Art Nouveau

Friday, 19 September 2014


















Art Nouveau (1880 – 1910) was a reaction to academic art through the use of organic forms, curved lines, and unity with the natural environment. People embraced it by bringing this decorative style into their households and supporting it in the fine arts as well. A new style that rejected the imitation of the past. Art Nouveau embraced new materials and electrical lighting as well as modern industrialization. It is a blending of art which included art glass, painting and sculpture. A period of great exploration and the embrace of returning to nature. Art and the objects of art become a part of the interior. It was a style that was very ornamental, but it was not based on past historical design and it always referenced nature. Below are pictures that highlight "a new style for a new age". I personally find the style the quirky and very appealing. As to whether it fits my Parisian Chic I am uncertain yet, I will need to make some mock screen prints with the Art Nouveau style. 
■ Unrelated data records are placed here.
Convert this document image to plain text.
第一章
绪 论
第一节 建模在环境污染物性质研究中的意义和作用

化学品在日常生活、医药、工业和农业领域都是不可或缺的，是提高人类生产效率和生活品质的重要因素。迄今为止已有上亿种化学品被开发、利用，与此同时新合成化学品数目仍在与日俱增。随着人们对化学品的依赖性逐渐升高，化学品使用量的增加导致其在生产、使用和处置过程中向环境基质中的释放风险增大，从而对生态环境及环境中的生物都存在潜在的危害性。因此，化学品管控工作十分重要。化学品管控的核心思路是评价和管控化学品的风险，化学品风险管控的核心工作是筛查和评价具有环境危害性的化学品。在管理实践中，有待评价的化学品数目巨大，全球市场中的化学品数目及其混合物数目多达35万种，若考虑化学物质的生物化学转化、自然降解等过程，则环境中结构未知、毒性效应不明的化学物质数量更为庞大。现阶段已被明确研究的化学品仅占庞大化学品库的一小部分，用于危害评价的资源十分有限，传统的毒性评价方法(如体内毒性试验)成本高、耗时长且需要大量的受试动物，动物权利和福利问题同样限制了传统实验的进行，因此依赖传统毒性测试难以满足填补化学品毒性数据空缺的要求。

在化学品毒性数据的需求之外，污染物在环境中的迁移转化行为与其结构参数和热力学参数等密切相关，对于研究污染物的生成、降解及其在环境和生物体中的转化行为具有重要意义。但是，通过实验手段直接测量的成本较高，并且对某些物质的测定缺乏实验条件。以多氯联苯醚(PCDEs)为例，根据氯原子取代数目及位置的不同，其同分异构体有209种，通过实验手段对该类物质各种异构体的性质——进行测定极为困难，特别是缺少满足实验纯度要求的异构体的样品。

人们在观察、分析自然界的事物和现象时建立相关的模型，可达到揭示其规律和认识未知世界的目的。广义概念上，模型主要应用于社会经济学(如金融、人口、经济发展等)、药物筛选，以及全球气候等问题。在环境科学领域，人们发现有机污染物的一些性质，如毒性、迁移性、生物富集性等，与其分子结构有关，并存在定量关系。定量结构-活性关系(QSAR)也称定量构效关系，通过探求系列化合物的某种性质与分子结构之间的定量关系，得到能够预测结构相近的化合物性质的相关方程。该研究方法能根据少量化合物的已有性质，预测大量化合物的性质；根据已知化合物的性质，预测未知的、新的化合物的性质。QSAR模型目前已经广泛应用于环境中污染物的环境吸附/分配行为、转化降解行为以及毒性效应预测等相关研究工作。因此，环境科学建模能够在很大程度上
I have started looking pattern inspiration for the Art Nouveau. I am loving how the pattern is really twisting and curving. 
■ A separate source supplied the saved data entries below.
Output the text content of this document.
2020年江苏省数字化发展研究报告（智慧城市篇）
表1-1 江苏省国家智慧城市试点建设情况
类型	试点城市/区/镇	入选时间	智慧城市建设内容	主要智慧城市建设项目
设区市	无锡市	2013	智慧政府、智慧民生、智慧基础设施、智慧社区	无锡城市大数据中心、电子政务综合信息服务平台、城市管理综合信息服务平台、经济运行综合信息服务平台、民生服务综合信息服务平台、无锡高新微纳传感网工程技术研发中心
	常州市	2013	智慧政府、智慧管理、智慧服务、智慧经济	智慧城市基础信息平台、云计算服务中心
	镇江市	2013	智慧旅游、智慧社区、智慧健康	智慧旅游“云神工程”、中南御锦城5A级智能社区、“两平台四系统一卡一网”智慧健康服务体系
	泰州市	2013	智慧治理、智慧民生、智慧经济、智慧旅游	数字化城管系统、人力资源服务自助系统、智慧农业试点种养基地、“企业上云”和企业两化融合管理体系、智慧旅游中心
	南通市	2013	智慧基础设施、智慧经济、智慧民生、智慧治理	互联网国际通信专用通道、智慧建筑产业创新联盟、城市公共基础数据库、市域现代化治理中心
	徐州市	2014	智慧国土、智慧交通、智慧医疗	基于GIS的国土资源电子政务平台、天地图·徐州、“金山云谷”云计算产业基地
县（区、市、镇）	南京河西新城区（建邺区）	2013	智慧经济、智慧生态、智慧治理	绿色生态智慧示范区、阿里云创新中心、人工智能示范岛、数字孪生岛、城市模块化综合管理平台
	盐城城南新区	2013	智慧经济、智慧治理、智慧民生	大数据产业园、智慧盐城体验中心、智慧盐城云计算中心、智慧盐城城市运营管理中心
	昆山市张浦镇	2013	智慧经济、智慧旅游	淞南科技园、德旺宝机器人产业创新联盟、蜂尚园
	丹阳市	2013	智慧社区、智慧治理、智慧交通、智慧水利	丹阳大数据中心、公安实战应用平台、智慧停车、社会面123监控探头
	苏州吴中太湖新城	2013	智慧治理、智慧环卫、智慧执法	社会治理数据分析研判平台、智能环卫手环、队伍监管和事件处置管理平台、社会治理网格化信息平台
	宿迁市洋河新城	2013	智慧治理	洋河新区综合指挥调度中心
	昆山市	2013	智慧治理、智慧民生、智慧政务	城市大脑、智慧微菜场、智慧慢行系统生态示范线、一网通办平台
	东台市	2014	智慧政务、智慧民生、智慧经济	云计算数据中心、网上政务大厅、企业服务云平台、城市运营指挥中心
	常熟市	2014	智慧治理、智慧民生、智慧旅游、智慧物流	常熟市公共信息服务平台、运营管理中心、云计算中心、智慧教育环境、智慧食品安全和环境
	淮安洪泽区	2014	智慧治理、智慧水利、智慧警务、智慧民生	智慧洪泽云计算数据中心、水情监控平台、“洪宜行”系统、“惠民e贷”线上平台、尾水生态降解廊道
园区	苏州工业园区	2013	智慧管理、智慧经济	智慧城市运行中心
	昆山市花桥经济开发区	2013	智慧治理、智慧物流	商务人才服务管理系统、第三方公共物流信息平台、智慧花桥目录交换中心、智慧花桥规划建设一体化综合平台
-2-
A French designer I have took interest in is Louis Majorelle. I came across him whilst looking for Art Nouveau inspiration. Louis Majorelle was a French decorator and furniture designer who manufactured his own designs, in the French tradition of the cabinet making. He was one of the outstanding designers of furniture in the Art Nouveau style. The Majorelle firm's factory was designed by famous École de Nancy architect Lucien Weissenburger in the western part of Nancy. In the 1880s Majorelle turned out pastiches of Louis XV furniture styles, which he exhibited in 1894 at the Exposition d'Art Décoratif et Industriel [Exposition of Decorative and Industrial Art] in Nancy, but the influence of the glass- and furniture-maker Emile Gallé, inspired him to take his production in new directions. Beginning in the 1890s, Majorelle's furniture, embellished with inlays, took their inspiration from nature: stems of plants, waterlily leaves, tendrils, dragonflies. Before 1900 he added a metalworking atelier to the workshops, to produce drawerpulls and mounts in keeping with the fluid lines of his woodwork. His studio also was responsible for the ironwork of balconies, staircase railings, and exterior details on many buildings in Nancy at the turn of the twentieth century. Some of his original woodwork designs can still be found in Grand Hotel Moderne, Lourdes. Often collaborating on lamp designs with the Daum Frères glassworks of Nancy, he helped make the city one of the European centers of Art Nouveau. At the apogee of the Belle époque, during the 1900 Paris World's Fair,  Majorelle's designs triumphed. By 1910, Majorelle had opened shops for his furniture in Nancy, Paris, Lyon, and Lille.